3. Seasonality of the Boulder CO real estate market is less obvious
Typically we see sales numbers rise in the spring, peak in summer, drop in the fall and really go quiet from November through January. (A really picture perfect Bell Curve) It makes sense. As the days grow lighter and longer, more buyers are looking at Boulder CO real estate after work. They spend sunny weekends popping into open houses and have plans to move during the summer vacation period so their kids can move and settle in before heading back to school.
In a hot sellers market with low inventory we see more buyers left over at the end of the peak selling season that have not been able to find the house they are looking for – Or they found it but were too slow, and/or less well qualified than other buyers. Come summers end, they are still looking, still hoping to buy. And they will continue to watch for new listings and go see properties as they come up. They will buy in winter! (A more squashed looking Bell Curve)

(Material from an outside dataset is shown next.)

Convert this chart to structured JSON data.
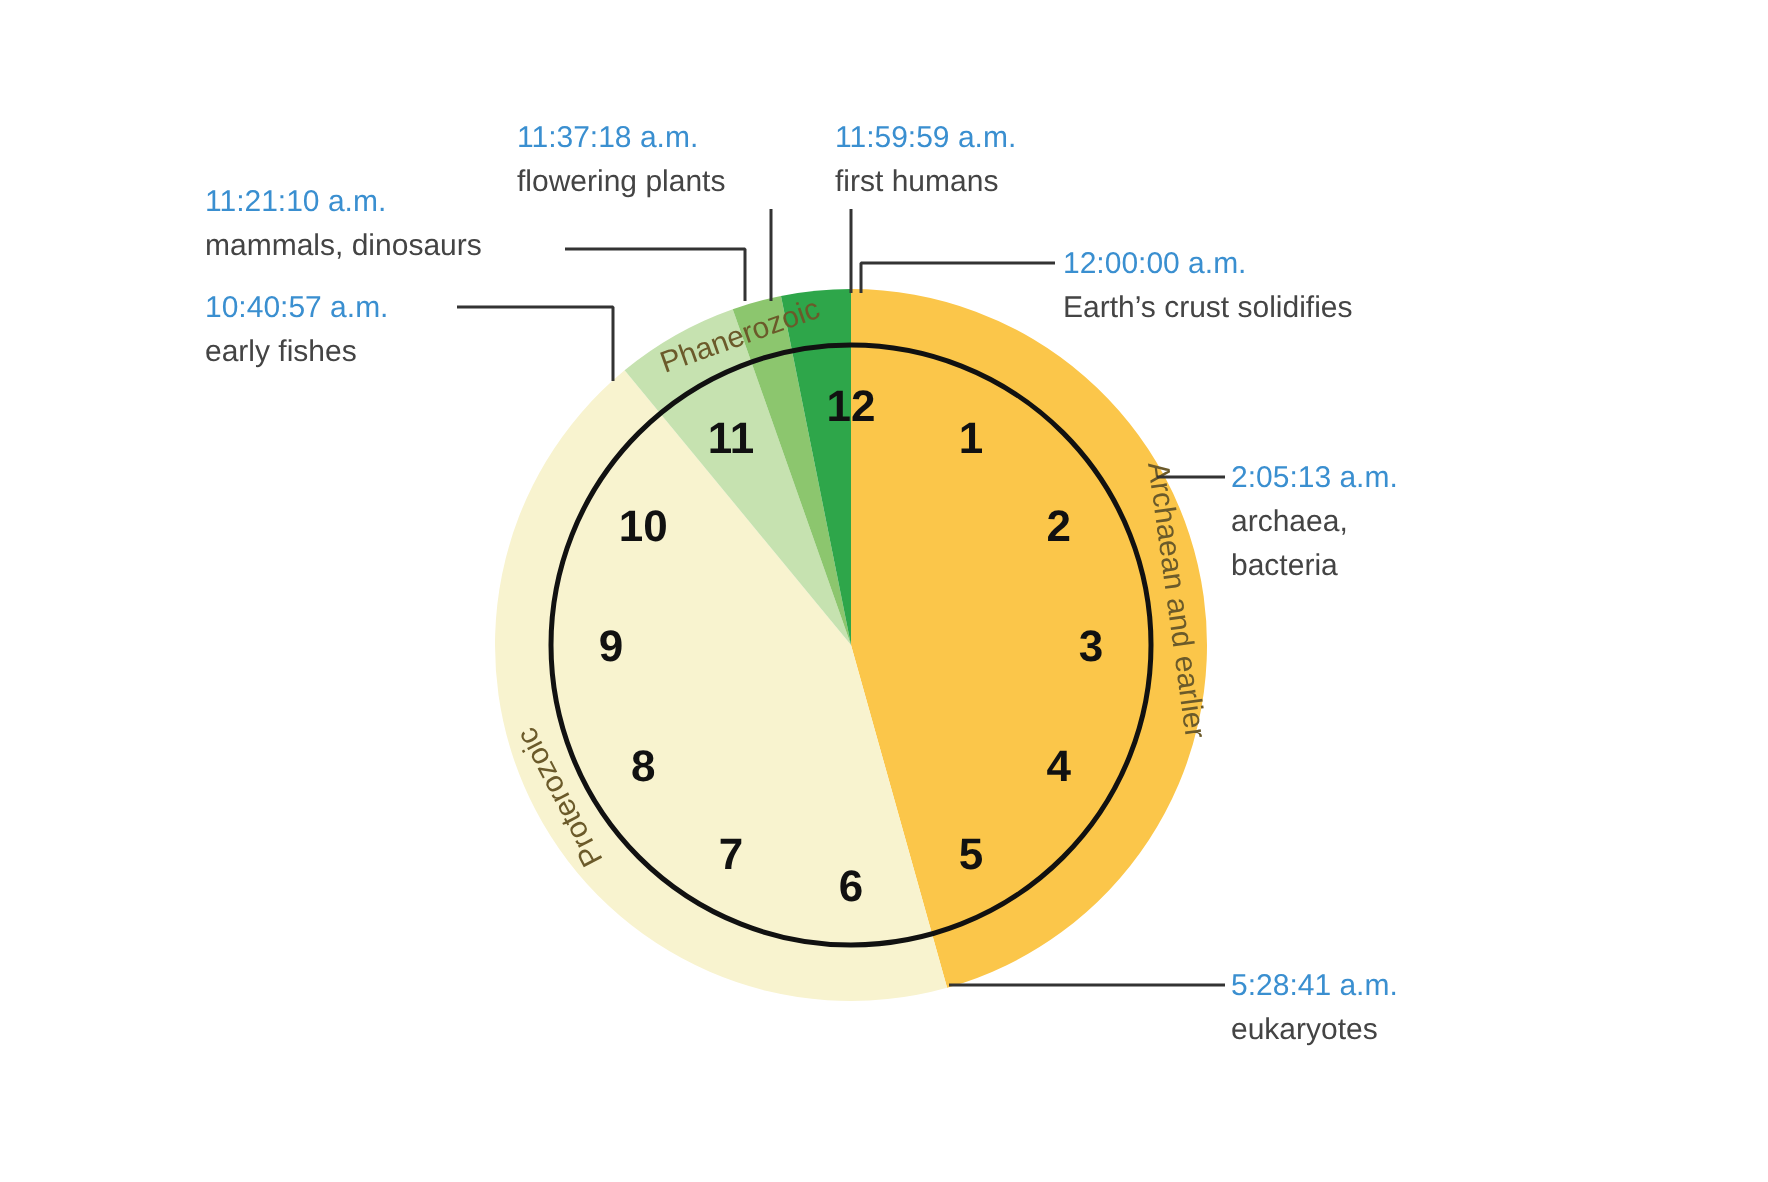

Whereas a few years ago a seller might have been doomed to wait 2-4 months if they listed their home for sale in November, in the last 2 years my listings have bolted right off the shelf in the middle of winter – showing similar behavior to my summer listings. Buyers were still lurking and they were not content to wait til next spring! And why should they? Selling/buying in winter has its quirks but is completely doable and maybe even preferable for the buyer who is sick of the frenzy.